Dear all,
I wanted to fill this pre-festive (oh the irony) season missive with links and quotes and some witty and timely reflection on progressive ideas and ideals––as you will no doubt recall I am so adept at doing. But instead, I thought you probably really wanted a Zoom meeting! No, I jest.
What I will do, however, is let you know that if you want to read and look at some really thought-provoking material, then I will be launching my very own journal that will include the far greater insights of the guests, residents and participants I’ve hosted this year. I know I took the rather unimaginative step of naming this journal after moi, but since I am but a fictive entity, you will find not me in this journal, but the perspectives, voices, words and images of others. And how much better for it. If you missed the talks as part of the public programmes, then you will have a chance to watch most of them with Lithuanian and English subtitles. What’s more, you will be able to read specially commissioned texts in Lithuanian and English which have all responded to the questions and practices of interdependence and care around which our programmes were configured this year. This journal will continue the project of the five-year anniversary publication that gathered together the work of those who had been associated with yours truly. There are only a few of these publications left, each with a limited-edition and specially made art-work. You can buy one, remembering that the funds go toward supporting the programmes.
As this year is feverishly coming to a close, the alternative education programme reached its final stage––an exhibition event named with a quote of a timeless thinker, Things that we were thinking with. This event, like the second part of the programme, gradually found a new home on many screens across the globe. As the participants got familiar with their new surroundings and circumstances, they took their works though different iterations of digitized care and interdependence, keeping their individual voices sound and clear. Hopefully the past five months gave a glimpse into the elusive and simultaneously intensely present world of alternative education. If one thing is clear, alternative (education) is capable of growing not in opposition to something, but rather in active relation to multiple possible forms of being and learning. And it turns out, there is a lot to learn from and together with things. Dear reader that you are, please come to read together for our final reading session and continue to discuss all we have learned in our programmes.
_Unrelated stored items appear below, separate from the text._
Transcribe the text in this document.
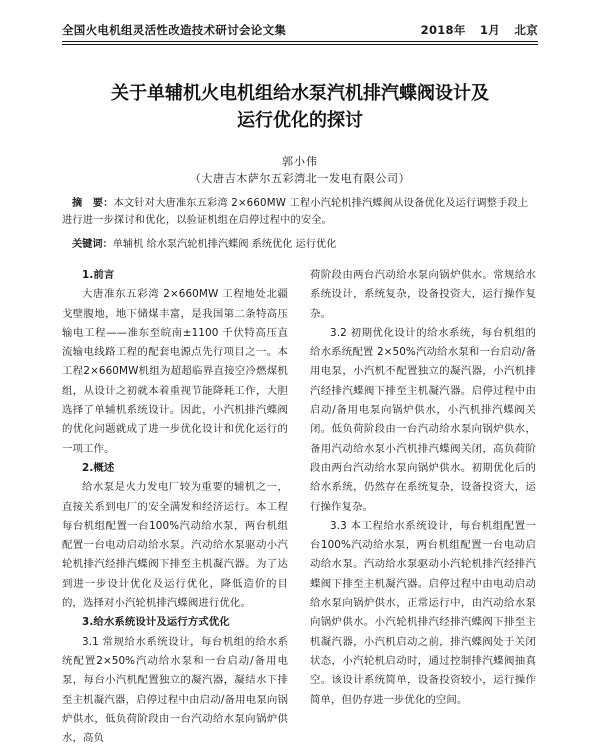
全国火电机组灵活性改造技术研讨会论文集	2018年 1月 北京
关于单辅机火电机组给水泵汽机排汽蝶阀设计及
运行优化的探讨
郭小伟
（大唐吉木萨尔五彩湾北一发电有限公司）
摘　要：本文针对大唐准东五彩湾 2×660MW 工程小汽轮机排汽蝶阀从设备优化及运行调整手段上进行进一步探讨和优化，以验证机组在启停过程中的安全。
关键词：单辅机 给水泵汽轮机排汽蝶阀 系统优化 运行优化

1.前言

大唐准东五彩湾 2×660MW 工程地处北疆戈壁腹地，地下储煤丰富，是我国第二条特高压输电工程——准东至皖南±1100 千伏特高压直流输电线路工程的配套电源点先行项目之一。本工程2×660MW机组为超超临界直接空冷燃煤机组，从设计之初就本着重视节能降耗工作，大胆选择了单辅机系统设计。因此，小汽机排汽蝶阀的优化问题就成了进一步优化设计和优化运行的一项工作。

2.概述

给水泵是火力发电厂较为重要的辅机之一，直接关系到电厂的安全满发和经济运行。本工程每台机组配置一台100%汽动给水泵，两台机组配置一台电动启动给水泵。汽动给水泵驱动小汽轮机排汽经排汽蝶阀下排至主机凝汽器。为了达到进一步设计优化及运行优化，降低造价的目的，选择对小汽轮机排汽蝶阀进行优化。

3.给水系统设计及运行方式优化

3.1 常规给水系统设计，每台机组的给水系统配置2×50%汽动给水泵和一台启动/备用电泵，每台小汽机配置独立的凝汽器，凝结水下排至主机凝汽器，启停过程中由启动/备用电泵向锅炉供水，低负荷阶段由一台汽动给水泵向锅炉供水，高负

荷阶段由两台汽动给水泵向锅炉供水。常规给水系统设计，系统复杂，设备投资大，运行操作复杂。

3.2 初期优化设计的给水系统，每台机组的给水系统配置 2×50%汽动给水泵和一台启动/备用电泵，小汽机不配置独立的凝汽器，小汽机排汽经排汽蝶阀下排至主机凝汽器。启停过程中由启动/备用电泵向锅炉供水，小汽机排汽蝶阀关闭。低负荷阶段由一台汽动给水泵向锅炉供水，备用汽动给水泵小汽机排汽蝶阀关闭，高负荷阶段由两台汽动给水泵向锅炉供水。初期优化后的给水系统，仍然存在系统复杂，设备投资大，运行操作复杂。

3.3 本工程给水系统设计，每台机组配置一台100%汽动给水泵，两台机组配置一台电动启动给水泵。汽动给水泵驱动小汽轮机排汽经排汽蝶阀下排至主机凝汽器。启停过程中由电动启动给水泵向锅炉供水，正常运行中，由汽动给水泵向锅炉供水。小汽轮机排汽经排汽蝶阀下排至主机凝汽器，小汽机启动之前，排汽蝶阀处于关闭状态，小汽轮机启动时，通过控制排汽蝶阀抽真空。该设计系统简单，设备投资较小，运行操作简单，但仍存进一步优化的空间。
Continuation and commitment is what I’d like to briefly reflect on, if you’ll indulge me for one final moment. Even if this year ‘care’ and ‘interdependence’ are words that have featured in all the talks, texts and announcements, let us not forget that these aren’t empty signifiers and ‘themes’ that only have intermittent ‘relevance’. Let us continue to work toward challenging the ideologies of individualism and competition that have tried to disavow our fundamental interdependencies. Let us also continue to ask what care is, who has access to it and where it might be problematic. This pandemic, as I think I noted in March, has drawn our interdependencies into relief. It’s a shame it took a pandemic to do this, especially when so many others have been acknowledging this for decades, if not millenia. But as these interdependencies have emerged with startling relief, we have become more aware of our mutual responsibilities––an awareness that may have been painful and joyous. With this in mind, let us acknowledge how deeply involved we are with each other, human, more than human, and work toward sustainable forms of relation and capacity building. If not now, then when?